Hint- For solving this numerical we will firstly know the alpha particles and what happens to it when it reaches the nucleus. Alpha rays or alpha particles are the positively charged particles. A highly energetic helium nucleus which contains two protons and two neutrons is called the alpha-particle. The penetration power of the Alpha particles is low but the ionization power of the alpha particles is high.

Step-By-Step answer:
When alpha particles reaches to nucleus:
When the alpha particle reaches the closest distance of approach, its total kinetic energy will be converted into the potential energy of the system.
Thus ${E_i} = \dfrac{{{P^2}}}{{2m}} = \dfrac{1}{{4\pi {\varepsilon _0}}}\dfrac{{Ze \times q}}{r}$
Where r is the distance of closest approach and q is the charge of the incident particle.

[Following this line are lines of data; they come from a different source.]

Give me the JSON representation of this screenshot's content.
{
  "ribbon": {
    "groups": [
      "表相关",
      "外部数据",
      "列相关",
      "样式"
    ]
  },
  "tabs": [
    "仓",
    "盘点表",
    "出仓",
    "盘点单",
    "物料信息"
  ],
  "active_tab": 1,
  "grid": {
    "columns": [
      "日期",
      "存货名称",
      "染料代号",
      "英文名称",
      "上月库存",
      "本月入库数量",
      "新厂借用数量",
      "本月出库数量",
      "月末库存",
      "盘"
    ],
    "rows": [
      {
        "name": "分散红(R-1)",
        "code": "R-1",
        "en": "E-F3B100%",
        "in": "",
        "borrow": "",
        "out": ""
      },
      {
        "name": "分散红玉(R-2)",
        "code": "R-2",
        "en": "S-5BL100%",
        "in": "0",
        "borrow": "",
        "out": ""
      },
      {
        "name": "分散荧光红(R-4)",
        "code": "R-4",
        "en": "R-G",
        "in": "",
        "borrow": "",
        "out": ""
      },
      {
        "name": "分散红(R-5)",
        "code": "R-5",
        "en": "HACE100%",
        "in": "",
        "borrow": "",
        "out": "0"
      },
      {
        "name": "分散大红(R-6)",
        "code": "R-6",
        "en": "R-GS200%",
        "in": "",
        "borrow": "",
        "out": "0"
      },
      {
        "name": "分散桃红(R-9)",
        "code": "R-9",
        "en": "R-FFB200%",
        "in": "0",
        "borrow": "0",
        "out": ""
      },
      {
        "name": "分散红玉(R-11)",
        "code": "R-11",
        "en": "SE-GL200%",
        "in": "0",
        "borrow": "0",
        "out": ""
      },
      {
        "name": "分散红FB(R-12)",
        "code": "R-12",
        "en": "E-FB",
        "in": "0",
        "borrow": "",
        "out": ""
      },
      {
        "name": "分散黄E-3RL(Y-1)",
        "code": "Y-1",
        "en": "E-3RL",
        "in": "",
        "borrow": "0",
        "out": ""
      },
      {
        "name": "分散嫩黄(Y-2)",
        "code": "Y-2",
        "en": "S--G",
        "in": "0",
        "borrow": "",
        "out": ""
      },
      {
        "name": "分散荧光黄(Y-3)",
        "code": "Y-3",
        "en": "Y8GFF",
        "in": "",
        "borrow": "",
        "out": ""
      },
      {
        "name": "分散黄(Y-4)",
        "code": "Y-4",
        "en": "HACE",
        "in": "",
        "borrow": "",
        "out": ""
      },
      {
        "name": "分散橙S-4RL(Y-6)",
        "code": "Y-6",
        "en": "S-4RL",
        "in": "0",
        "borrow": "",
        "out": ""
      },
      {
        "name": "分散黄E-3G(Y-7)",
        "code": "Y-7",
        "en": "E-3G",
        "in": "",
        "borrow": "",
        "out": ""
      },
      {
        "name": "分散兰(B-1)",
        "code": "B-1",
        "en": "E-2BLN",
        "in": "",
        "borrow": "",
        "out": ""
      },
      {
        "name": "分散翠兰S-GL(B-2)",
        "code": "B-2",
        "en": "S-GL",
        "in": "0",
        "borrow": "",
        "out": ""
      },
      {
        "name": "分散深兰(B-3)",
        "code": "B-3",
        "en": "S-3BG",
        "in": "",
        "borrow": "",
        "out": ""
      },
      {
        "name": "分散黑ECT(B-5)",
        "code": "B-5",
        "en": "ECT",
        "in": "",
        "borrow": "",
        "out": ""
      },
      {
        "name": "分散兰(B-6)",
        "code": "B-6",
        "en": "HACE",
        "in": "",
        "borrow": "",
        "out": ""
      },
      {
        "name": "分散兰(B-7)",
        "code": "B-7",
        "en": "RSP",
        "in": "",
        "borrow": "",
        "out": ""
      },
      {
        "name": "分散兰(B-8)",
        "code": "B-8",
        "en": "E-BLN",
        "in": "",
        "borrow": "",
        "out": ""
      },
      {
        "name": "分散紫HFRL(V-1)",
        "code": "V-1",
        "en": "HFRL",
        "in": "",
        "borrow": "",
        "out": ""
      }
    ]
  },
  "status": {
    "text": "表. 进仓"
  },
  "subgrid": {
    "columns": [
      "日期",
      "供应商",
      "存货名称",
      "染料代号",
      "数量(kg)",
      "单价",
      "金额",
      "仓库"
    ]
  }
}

Thus for particles with different momenta, $r\alpha \dfrac{1}{{{P^2}}}$
Thus for $\alpha$ particle with momentum 3P, the distance of the closest approach will be
Where ${r_1} = d,{r_2} = ?,{P_1} = P,{P_2} = 3P$
Using the proportionality relation given above we get
$r\alpha \dfrac{1}{{{P^2}}} \\\ \Rightarrow \dfrac{{{r_1}}}{{{r_2}}} = \dfrac{{{P_2}^2}}{{{P_1}^2}} \\\ \Rightarrow \dfrac{d}{{{r_2}}} = \dfrac{{{{\left( {3P} \right)}^2}}}{{{P^2}}} \\\ \Rightarrow {r_2} = \dfrac{d}{9} \\\$
Hence the correct option is “D”.

Note- The alpha particle is a fast-moving packet carrying two protons and two neutrons (a helium nucleus). Alpha particles bear a charge of +2 and interact intensely with matter. In general, alpha particles have a very limited ability to penetrate other materials. In other words, these particles of ionizing radiation can be blocked by a sheet of paper, skin, or even a few inches of air.